Supervised Visitation – Who can supervise custody visitation?
A court may order supervised visitation in a case of family violence, including child neglect or abuse.
Supervised visitation means the parent committed the abuse or family violence cannot visit the child alone. Therefore, a third party must be present in the room when he or she visits the child.
If the court orders supervised visitation, then it will likely appoint a professional agency capable of supervising such visit. For example, the Harris County Domestic Relations Office (HDRO) provides custody supervision for possessory conservators (i.e. the visiting parent).

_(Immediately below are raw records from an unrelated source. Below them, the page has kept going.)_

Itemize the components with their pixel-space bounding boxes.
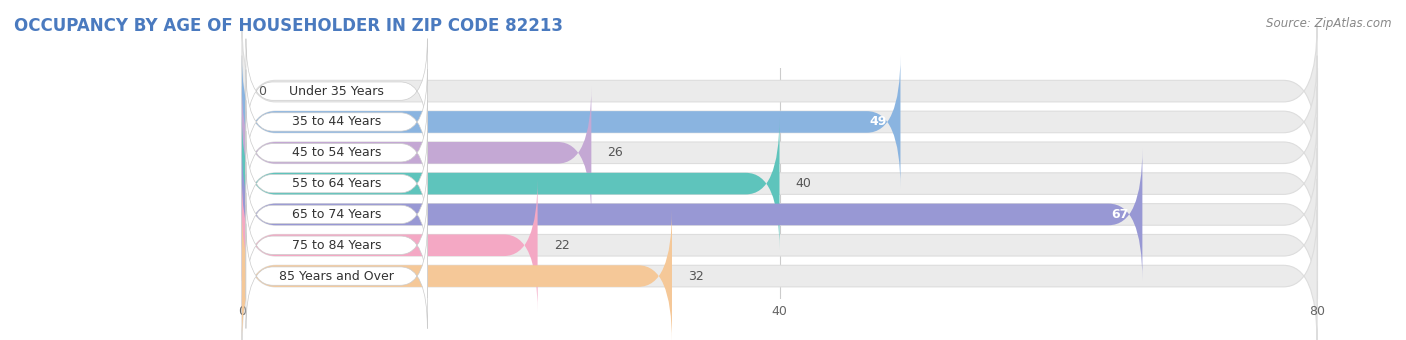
- Text: 85 Years and Over: 85 Years and Over: [280, 270, 394, 283]
- Text: 22: 22: [554, 239, 569, 252]
- Text: Source: ZipAtlas.com: Source: ZipAtlas.com: [1267, 17, 1392, 30]
- Text: 40: 40: [796, 177, 811, 190]
- Text: 75 to 84 Years: 75 to 84 Years: [292, 239, 381, 252]
- FancyBboxPatch shape: [242, 210, 1317, 340]
- Text: 55 to 64 Years: 55 to 64 Years: [292, 177, 381, 190]
- FancyBboxPatch shape: [246, 100, 427, 205]
- FancyBboxPatch shape: [246, 162, 427, 267]
- FancyBboxPatch shape: [242, 179, 1317, 311]
- FancyBboxPatch shape: [242, 117, 1317, 250]
- FancyBboxPatch shape: [246, 193, 427, 298]
- Text: 35 to 44 Years: 35 to 44 Years: [292, 116, 381, 129]
- Text: 67: 67: [1112, 208, 1129, 221]
- FancyBboxPatch shape: [242, 86, 592, 219]
- FancyBboxPatch shape: [242, 56, 900, 188]
- FancyBboxPatch shape: [242, 56, 1317, 188]
- FancyBboxPatch shape: [246, 69, 427, 174]
- FancyBboxPatch shape: [242, 179, 537, 311]
- FancyBboxPatch shape: [242, 148, 1317, 281]
- FancyBboxPatch shape: [242, 86, 1317, 219]
- FancyBboxPatch shape: [246, 131, 427, 236]
- Text: Under 35 Years: Under 35 Years: [290, 85, 384, 98]
- Text: 26: 26: [607, 146, 623, 159]
- Text: OCCUPANCY BY AGE OF HOUSEHOLDER IN ZIP CODE 82213: OCCUPANCY BY AGE OF HOUSEHOLDER IN ZIP C…: [14, 17, 562, 35]
- FancyBboxPatch shape: [246, 224, 427, 328]
- FancyBboxPatch shape: [242, 25, 1317, 157]
- FancyBboxPatch shape: [246, 39, 427, 143]
- FancyBboxPatch shape: [242, 148, 1142, 281]
- Text: 65 to 74 Years: 65 to 74 Years: [292, 208, 381, 221]
- Text: 45 to 54 Years: 45 to 54 Years: [292, 146, 381, 159]
- FancyBboxPatch shape: [242, 210, 672, 340]
- FancyBboxPatch shape: [242, 117, 779, 250]
- Text: 49: 49: [870, 116, 887, 129]
- Text: 32: 32: [688, 270, 704, 283]
- Text: 0: 0: [259, 85, 266, 98]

Only adults, a person who is 18 or above, are allowed to serve as custody supervisors.
Also, if a parent cannot afford a professional agency, he or she can asks the court to appoint a relative or friend as supervisor.
What Does a Custody Supervisor Do?
A custody supervisor does not just sit there and watch you and your child. His job includes monitoring the interactions; he must be able to hear and see what is going on.

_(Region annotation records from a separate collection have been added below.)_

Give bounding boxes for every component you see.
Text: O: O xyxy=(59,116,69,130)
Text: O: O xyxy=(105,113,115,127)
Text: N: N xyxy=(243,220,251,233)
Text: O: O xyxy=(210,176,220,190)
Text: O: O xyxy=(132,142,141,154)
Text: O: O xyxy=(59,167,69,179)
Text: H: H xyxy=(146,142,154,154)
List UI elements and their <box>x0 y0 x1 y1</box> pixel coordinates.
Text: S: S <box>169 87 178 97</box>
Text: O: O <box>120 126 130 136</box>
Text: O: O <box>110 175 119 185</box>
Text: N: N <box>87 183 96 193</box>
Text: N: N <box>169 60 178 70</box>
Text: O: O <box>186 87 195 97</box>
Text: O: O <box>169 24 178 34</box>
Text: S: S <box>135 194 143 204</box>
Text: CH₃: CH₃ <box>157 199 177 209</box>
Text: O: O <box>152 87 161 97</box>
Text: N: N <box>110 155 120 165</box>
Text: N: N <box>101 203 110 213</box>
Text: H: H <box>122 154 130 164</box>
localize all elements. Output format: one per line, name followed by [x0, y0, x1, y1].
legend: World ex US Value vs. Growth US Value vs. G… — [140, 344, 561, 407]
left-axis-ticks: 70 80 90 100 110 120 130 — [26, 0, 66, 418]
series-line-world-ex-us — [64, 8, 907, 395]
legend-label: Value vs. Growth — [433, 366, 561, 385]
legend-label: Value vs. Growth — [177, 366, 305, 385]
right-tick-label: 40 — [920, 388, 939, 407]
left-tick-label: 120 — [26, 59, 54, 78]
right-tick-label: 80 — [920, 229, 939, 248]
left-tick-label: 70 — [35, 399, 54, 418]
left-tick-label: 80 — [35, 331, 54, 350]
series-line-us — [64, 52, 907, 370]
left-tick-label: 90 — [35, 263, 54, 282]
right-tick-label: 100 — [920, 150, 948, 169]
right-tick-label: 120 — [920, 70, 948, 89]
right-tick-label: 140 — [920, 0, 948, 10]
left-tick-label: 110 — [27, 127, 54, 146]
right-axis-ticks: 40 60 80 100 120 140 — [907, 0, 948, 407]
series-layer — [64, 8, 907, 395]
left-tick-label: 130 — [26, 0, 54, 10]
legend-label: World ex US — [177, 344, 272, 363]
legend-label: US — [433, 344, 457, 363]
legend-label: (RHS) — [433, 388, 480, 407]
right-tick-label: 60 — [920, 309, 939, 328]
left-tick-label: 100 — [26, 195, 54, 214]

Additionally, the supervisor must make sure the setting is safe, and he has to tell the visiting parent rules and regulations of the visit. If there is a problem, the supervisor has to intervene; he or she may stop the visitation.
Lastly, the supervisor generally writes a report of each visit; these notes are helpful in assessing the parent’s behavior and child’s response – including goals of re-acclimating a child to a parent.